Abstract:
ASR technology has made significant advancements,
approaching performance levels comparable to humans. However,
developing ASR models for all languages, especially Low
Resource Languages (LRLs), presents challenges due to limited
resources. Recent studies on intent classification in LRLs employ
transfer learning techniques, leveraging state-of-the-art English
ASR models to improve performance in these domains. Additionally,
the emerging trend of self-supervised learning has proven
advantageous in developing sophisticated ASR models, requiring
less labeled data to achieve high performance. In our research, we
utilized a self-supervised ASR model to classify intent in an LRL,
specifically the Tamil language. We compared two methods for
the same ASR framework: a fine-tuning approach and a transfer
learning approach with a limited amount of labeled data in Tamil.
Our findings indicate that the fine-tuning method outperforms
the transfer learning technique.

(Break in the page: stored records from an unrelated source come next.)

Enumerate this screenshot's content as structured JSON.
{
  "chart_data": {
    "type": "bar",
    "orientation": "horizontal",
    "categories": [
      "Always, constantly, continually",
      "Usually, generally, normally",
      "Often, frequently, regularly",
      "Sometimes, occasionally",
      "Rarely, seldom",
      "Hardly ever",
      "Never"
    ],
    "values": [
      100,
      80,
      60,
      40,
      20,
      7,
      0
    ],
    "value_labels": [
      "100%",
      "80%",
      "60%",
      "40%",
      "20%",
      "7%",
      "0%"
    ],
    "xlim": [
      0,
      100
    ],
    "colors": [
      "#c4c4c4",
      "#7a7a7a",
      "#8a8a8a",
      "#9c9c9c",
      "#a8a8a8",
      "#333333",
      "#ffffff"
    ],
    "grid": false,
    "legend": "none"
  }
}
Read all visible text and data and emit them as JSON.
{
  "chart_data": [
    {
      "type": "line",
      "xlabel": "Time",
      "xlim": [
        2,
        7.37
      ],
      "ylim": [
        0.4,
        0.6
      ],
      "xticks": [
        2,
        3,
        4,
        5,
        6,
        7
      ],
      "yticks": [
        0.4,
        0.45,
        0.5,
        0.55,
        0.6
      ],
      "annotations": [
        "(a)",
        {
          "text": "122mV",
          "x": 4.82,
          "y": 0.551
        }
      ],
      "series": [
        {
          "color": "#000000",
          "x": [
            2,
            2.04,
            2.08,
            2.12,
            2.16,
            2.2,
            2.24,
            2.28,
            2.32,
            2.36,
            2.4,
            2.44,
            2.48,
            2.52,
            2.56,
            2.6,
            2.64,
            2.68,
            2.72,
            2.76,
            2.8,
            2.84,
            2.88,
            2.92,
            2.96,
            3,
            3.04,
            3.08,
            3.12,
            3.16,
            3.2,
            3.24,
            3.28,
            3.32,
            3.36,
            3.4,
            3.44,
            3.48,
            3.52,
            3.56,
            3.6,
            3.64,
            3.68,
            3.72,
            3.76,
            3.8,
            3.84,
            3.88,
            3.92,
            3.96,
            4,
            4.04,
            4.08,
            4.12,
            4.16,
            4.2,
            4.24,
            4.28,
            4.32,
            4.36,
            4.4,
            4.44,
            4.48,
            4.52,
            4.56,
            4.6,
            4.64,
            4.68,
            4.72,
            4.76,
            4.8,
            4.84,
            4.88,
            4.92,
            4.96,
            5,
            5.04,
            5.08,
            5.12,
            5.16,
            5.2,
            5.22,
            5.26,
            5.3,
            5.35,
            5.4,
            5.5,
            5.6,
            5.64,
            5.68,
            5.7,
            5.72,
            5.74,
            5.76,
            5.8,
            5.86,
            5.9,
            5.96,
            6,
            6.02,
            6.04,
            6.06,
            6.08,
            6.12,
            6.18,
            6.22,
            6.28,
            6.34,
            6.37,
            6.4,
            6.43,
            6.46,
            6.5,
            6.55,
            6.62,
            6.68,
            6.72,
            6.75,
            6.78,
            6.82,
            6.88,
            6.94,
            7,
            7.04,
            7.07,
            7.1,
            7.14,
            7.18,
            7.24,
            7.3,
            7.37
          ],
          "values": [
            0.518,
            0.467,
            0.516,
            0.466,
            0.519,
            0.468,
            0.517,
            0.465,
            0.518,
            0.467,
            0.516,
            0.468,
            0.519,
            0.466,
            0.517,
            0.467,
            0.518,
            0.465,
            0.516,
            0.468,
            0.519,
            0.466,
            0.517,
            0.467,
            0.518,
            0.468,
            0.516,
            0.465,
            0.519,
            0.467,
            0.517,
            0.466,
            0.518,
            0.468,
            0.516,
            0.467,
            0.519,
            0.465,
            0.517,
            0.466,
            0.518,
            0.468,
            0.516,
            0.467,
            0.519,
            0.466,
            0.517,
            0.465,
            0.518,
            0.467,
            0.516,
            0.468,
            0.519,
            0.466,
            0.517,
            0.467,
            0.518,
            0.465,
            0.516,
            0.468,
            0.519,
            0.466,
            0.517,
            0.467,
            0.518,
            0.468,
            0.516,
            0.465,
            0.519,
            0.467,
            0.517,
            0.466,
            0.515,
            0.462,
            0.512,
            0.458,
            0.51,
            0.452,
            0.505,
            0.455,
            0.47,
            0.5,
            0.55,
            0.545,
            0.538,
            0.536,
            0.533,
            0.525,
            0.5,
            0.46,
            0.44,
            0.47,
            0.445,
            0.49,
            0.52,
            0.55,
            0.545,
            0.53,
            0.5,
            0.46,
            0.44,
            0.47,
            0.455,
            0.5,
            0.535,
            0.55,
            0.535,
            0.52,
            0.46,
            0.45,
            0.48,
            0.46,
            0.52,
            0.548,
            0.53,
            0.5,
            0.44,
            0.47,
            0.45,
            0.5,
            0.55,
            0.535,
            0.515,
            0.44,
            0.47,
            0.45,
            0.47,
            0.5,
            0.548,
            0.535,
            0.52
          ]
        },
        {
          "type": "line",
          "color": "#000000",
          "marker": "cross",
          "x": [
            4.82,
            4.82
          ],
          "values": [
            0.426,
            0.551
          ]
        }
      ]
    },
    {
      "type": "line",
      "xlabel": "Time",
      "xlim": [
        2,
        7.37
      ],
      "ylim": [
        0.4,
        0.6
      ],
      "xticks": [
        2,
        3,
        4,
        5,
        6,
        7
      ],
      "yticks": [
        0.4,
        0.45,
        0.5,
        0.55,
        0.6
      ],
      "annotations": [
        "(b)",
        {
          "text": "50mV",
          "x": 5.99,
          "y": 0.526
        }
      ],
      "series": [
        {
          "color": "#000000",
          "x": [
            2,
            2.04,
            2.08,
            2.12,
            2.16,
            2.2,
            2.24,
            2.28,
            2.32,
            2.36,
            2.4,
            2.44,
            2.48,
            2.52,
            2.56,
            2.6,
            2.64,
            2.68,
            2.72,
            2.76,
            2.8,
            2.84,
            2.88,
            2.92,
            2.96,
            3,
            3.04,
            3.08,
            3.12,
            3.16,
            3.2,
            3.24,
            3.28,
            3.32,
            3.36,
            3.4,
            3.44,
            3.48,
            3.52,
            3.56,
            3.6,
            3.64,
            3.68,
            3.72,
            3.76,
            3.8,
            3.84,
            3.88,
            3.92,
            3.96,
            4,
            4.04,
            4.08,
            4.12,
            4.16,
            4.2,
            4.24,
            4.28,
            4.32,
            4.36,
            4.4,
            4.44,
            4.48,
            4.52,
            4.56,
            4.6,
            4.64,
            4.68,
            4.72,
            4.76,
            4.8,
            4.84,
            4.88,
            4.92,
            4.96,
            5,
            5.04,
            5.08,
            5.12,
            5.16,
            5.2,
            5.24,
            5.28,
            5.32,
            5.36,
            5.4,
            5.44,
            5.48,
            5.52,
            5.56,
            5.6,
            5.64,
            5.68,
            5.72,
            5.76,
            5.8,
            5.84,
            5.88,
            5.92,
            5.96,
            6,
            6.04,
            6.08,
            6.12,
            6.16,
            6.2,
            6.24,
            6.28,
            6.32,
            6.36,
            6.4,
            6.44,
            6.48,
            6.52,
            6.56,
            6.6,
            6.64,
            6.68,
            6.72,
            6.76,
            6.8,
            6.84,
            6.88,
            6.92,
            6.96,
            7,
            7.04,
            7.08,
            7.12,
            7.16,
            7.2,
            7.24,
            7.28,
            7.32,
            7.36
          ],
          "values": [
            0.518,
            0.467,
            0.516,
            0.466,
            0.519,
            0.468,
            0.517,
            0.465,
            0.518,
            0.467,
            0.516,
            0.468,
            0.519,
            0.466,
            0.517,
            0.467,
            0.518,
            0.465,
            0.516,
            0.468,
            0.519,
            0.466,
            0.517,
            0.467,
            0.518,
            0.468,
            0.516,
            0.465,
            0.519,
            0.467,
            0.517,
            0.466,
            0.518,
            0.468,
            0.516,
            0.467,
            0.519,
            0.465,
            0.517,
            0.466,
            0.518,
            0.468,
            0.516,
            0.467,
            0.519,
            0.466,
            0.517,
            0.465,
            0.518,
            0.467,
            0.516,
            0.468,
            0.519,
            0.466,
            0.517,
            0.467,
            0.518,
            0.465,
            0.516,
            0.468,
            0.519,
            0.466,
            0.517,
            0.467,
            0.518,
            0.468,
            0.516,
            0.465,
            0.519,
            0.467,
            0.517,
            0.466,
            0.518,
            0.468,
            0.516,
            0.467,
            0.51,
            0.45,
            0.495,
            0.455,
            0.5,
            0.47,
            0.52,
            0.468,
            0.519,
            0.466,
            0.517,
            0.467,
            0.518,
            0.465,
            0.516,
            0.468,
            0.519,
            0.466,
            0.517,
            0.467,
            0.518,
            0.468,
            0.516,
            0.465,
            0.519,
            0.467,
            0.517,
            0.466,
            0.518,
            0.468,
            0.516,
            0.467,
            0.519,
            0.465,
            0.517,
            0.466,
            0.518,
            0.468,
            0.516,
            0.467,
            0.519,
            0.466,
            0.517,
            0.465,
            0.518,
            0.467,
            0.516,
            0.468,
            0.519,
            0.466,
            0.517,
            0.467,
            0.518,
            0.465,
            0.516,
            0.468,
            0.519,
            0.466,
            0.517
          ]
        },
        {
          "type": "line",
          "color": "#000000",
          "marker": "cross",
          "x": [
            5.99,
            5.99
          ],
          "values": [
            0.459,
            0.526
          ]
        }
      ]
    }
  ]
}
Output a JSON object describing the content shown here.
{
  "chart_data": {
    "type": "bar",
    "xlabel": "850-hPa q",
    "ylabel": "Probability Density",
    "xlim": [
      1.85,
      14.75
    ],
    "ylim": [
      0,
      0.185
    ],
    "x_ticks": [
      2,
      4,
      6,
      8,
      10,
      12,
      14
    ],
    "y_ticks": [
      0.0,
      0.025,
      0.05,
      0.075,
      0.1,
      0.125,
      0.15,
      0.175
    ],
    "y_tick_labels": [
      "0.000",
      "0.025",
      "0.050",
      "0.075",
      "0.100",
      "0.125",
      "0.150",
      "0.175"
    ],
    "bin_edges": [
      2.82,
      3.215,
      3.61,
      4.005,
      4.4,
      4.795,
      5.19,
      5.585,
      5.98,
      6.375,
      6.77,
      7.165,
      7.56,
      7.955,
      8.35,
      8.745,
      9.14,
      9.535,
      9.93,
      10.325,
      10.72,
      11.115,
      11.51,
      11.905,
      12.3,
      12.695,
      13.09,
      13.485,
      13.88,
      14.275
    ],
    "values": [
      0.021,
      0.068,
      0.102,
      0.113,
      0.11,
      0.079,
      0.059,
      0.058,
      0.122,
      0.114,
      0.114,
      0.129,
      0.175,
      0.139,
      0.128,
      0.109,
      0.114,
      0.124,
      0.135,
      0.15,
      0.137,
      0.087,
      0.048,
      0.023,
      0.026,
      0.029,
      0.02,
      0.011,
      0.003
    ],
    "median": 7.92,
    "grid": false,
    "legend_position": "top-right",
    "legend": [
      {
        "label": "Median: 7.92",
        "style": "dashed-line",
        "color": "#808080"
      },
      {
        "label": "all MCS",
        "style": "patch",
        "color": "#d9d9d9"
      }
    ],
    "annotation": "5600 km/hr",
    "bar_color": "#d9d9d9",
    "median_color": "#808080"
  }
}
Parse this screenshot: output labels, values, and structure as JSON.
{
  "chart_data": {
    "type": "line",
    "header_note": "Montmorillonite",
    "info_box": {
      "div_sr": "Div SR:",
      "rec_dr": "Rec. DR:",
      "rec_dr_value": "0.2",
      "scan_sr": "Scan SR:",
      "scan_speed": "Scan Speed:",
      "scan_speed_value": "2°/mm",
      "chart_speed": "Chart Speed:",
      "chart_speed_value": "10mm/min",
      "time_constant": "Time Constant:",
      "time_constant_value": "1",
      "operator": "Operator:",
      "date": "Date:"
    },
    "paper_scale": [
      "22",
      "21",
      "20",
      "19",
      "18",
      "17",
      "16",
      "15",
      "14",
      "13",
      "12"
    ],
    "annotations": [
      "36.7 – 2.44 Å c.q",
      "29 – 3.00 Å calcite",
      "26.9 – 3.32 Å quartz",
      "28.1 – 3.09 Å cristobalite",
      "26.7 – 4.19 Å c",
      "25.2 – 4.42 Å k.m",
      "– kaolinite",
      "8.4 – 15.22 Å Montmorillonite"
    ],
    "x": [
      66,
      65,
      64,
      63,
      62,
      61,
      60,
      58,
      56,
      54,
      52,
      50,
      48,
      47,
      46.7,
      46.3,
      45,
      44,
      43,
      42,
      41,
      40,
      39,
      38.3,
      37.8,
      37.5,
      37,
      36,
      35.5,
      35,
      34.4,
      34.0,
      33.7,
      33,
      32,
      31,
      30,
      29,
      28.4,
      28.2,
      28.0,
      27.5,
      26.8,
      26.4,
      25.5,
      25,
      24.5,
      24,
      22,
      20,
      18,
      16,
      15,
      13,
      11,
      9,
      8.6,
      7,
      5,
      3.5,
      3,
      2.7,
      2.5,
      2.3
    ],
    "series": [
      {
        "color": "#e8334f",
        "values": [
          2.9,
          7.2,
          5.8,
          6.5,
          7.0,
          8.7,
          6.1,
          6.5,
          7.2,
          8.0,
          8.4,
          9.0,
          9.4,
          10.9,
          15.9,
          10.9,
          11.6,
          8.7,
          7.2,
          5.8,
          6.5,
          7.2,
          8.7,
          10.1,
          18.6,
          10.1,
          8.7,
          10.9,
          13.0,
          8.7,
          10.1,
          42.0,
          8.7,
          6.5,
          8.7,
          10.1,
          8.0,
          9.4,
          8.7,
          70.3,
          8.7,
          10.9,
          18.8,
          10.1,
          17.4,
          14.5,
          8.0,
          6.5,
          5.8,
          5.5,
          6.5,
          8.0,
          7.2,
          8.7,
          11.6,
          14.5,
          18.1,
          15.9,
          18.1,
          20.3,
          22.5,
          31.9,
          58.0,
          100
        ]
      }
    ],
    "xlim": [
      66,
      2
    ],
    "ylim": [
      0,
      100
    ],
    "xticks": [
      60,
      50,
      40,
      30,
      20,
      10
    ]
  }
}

Moreover, the model exhibited
a noteworthy increase in accuracy compared to the established
phoneme-based speech intent classification methodology in Tamil.
This study represents a significant step forward in enhancing
speech recognition capabilities for LRLs.
Citation:
I. Tharmakulasingham and U. Thayasivam, "Speech Command Recognition Using Self-Supervised ASR in Tamil," 2023 Moratuwa Engineering Research Conference (MERCon), Moratuwa, Sri Lanka, 2023, pp. 137-142, doi: 10.1109/MERCon60487.2023.10355402.